As I am about to enter my second semester of my freshman year at college, I look back at the past year and reminisce on what happened. I think about all those nights in high school where I stayed up until the early morning hours doing extra work trying to be number one and I realized I'm not that person anymore. The biggest lesson that I took away from my first semester of college is that I don't have to be number one and I'm perfectly okay with that.
In high school I would always try to be number one and be on top no matter what extra work I had to do. Getting a B in a class or anything below a ninety would crush me. When I would get what I considered these "bad grades" I would think really low of my self which wasn't healthy in any way. My senior class was relatively small and I went to a high school where being smart and having the top grades was celebrated, so I felt like I always had to prove myself. Everyone would some how find out our classmates GPA, SAT/ACT scores and overall academic performance. Being number one was especially important when applying for colleges, which meant spending hundreds of dollars on tutors, test prep tutors and other educational resources. However, when I entered college, my whole perspective changed.
I realized that I can be average and still end up with a pretty bright future. I'm not saying that you should stop studying or stop doing your work. I'm saying that you don't have to stress yourself to a breaking point to be on top. I'm okay with being average because I do the best that I can. My best might not be getting hundreds on everything but it is all that I can put into the work. I can study for a professors test for a month and still do average on the test but that doesn't mean that I didn't prepare for it. In high school I would be so beat up about a bad score but now I am more satisfied knowing that I did the best that I could because test don't define how smart you are. In college I learned that I don't have to prove myself to my classmates because I am the person who has the most say in my future and everybody has a different standard of how they want to perform and you don't have to have that same standard.

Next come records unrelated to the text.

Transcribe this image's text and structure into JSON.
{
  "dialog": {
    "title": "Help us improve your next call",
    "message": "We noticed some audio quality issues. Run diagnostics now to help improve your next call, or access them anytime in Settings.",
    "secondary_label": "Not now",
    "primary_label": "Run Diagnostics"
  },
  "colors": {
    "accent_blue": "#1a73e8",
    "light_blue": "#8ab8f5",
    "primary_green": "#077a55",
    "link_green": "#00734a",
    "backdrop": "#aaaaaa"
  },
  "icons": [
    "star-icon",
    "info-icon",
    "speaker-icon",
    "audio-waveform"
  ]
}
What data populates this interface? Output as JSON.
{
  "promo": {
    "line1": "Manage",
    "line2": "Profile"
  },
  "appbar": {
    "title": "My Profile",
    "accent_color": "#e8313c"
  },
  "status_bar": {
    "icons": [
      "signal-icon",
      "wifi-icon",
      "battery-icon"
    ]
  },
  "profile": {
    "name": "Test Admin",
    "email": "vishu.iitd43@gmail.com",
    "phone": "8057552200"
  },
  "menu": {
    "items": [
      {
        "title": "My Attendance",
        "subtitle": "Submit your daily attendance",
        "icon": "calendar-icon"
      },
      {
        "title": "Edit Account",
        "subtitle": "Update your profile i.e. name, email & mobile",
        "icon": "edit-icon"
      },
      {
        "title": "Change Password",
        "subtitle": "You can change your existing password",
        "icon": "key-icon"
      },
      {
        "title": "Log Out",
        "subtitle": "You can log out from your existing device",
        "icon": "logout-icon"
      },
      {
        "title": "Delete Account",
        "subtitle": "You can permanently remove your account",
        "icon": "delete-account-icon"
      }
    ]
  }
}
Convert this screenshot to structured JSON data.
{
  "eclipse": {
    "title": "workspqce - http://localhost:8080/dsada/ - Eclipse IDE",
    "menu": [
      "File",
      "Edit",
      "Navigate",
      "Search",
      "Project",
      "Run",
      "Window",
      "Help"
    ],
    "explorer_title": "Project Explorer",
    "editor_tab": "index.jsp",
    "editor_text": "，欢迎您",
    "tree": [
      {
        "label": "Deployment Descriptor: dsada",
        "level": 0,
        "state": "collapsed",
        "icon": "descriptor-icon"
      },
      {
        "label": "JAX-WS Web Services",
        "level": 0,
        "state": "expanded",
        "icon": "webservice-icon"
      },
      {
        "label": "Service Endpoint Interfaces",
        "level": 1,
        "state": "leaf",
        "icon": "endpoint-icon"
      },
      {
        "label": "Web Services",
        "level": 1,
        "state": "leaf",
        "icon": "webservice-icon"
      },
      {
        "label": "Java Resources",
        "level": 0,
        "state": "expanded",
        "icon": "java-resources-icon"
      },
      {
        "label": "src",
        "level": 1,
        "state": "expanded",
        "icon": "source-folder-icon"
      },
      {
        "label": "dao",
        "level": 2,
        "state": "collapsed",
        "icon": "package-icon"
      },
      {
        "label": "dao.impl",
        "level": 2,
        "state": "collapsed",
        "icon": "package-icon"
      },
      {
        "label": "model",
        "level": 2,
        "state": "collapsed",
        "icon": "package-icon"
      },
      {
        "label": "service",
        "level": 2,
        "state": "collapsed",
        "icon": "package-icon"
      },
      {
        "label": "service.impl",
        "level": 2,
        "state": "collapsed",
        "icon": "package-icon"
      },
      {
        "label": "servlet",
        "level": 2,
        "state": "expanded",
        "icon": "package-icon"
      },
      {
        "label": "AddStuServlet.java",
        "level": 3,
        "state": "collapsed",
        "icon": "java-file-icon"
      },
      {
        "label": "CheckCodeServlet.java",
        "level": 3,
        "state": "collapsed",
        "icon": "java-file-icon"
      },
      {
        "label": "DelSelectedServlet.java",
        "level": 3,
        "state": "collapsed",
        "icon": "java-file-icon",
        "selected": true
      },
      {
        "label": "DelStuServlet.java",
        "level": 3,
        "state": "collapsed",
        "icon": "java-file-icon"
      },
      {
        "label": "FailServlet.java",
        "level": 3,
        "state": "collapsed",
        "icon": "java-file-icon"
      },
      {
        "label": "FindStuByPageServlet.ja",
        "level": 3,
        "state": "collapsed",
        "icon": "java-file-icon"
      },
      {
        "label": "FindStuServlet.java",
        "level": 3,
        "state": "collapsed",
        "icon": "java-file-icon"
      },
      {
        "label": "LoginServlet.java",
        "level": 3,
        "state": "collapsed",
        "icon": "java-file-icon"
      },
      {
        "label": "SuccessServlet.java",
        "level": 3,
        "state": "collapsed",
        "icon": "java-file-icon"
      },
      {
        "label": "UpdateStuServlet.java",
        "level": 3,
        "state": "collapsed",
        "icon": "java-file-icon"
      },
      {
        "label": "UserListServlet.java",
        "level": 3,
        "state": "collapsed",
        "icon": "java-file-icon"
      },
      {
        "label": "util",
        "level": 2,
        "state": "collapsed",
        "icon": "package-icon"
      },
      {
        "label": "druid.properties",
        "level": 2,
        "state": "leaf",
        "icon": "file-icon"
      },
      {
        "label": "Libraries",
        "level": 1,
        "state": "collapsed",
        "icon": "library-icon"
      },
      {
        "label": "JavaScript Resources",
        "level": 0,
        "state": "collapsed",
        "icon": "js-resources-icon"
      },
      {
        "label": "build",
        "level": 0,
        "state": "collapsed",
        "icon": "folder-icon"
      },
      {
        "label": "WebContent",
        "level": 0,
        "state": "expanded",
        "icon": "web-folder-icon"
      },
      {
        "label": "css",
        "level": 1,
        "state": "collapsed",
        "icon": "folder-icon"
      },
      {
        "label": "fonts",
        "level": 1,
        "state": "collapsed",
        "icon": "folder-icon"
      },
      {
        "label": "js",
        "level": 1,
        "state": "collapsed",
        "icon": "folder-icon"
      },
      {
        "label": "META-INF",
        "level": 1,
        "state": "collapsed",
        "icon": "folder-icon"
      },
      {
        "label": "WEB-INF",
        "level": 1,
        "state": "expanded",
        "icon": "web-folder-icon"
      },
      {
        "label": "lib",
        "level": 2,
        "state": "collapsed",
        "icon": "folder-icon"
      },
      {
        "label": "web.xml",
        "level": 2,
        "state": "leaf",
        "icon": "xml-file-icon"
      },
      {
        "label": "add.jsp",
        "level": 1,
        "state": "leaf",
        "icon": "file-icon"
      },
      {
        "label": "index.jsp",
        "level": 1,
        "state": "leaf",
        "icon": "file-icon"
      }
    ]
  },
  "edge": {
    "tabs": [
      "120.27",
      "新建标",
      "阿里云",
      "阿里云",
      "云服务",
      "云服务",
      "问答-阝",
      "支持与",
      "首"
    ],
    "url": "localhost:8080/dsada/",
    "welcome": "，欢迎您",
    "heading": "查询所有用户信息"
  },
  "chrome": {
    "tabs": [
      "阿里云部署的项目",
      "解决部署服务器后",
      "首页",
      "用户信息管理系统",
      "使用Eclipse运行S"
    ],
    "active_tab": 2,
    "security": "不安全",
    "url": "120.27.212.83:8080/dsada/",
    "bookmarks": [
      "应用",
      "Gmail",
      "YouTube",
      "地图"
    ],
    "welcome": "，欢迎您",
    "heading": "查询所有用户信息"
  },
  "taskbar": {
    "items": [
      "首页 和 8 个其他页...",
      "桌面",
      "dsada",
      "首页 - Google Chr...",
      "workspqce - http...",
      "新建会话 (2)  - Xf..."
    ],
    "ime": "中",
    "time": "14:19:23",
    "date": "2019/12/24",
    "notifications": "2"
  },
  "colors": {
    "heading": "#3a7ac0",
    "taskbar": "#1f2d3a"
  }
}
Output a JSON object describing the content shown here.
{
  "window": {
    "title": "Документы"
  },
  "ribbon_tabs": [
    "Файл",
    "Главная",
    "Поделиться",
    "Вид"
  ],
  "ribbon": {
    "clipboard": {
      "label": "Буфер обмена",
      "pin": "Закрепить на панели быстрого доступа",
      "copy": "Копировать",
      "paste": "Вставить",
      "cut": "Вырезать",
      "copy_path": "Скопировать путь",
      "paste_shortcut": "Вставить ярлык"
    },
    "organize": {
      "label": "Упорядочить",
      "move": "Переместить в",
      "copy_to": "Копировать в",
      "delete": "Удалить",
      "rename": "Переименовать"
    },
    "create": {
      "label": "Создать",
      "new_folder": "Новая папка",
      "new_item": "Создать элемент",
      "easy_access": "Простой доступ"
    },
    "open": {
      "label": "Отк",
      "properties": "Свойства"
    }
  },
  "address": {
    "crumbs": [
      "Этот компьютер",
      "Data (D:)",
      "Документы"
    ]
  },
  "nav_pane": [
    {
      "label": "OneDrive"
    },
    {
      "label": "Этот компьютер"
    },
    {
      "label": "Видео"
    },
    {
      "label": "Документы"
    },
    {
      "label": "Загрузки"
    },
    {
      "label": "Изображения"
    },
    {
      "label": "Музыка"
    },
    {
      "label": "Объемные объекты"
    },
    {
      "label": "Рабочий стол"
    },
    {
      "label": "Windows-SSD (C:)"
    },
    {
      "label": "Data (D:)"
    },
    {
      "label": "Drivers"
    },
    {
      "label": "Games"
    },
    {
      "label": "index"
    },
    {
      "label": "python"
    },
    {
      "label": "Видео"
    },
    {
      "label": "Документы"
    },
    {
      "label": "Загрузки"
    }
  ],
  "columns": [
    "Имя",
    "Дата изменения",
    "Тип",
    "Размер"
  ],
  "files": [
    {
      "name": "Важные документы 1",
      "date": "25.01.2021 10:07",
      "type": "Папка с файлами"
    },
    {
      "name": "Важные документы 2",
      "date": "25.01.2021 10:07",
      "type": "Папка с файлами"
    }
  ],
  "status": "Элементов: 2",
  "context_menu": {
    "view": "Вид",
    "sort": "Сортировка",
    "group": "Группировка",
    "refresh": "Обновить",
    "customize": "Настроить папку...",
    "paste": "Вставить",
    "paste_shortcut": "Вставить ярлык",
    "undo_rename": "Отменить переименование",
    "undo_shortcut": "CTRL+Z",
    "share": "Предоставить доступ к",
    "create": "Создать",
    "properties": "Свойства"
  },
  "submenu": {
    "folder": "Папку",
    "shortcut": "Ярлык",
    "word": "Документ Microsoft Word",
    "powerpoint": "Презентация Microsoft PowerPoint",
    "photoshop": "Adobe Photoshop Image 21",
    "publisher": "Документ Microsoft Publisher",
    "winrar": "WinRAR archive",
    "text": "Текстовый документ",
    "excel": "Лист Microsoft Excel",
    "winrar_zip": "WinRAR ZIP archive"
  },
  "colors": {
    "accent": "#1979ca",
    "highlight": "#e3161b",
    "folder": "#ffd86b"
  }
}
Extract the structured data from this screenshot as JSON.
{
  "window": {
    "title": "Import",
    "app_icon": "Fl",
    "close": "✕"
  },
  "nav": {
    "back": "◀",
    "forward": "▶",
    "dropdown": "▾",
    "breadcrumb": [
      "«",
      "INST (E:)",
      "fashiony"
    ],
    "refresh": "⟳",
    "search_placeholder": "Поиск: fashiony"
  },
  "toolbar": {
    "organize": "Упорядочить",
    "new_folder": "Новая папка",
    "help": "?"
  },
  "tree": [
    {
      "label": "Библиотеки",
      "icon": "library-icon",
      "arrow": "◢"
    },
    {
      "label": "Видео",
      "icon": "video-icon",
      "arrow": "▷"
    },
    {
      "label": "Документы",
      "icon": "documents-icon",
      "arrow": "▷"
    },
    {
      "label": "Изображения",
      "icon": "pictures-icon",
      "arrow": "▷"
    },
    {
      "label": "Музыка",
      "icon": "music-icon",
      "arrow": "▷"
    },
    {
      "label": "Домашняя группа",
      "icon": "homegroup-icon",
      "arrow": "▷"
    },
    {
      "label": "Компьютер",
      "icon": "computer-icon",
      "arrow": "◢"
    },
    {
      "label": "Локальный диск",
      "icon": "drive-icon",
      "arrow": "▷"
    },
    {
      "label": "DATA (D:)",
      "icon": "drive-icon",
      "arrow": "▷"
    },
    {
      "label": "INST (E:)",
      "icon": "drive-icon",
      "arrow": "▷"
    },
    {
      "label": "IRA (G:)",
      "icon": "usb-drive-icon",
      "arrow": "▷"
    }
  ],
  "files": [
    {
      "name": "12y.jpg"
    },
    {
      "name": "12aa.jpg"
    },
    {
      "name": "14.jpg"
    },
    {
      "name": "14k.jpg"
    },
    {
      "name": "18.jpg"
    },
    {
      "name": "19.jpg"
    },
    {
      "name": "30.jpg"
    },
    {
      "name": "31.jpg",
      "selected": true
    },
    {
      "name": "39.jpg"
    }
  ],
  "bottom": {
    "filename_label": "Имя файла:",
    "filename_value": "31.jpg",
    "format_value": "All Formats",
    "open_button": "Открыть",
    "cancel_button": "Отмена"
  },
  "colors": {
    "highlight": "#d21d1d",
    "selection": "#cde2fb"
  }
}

Another reason why I'm okay with not being number one is because of how much of a happier/healthier person I've become since I realized it. Instead of those nights were I would stay up to cram for a test, I get a good number of sleeping hours which results in me being more alert for assignments. Having a clearer mind allows me to learn more. I don't get so upset when I don't get a high score because I know that I did the best that I could and nobody could tell me otherwise. I'm okay with not being number one because it's how I want to live my life. You don't have to be on top to have an amazing future; You are going to have one as long as you try the best that you could.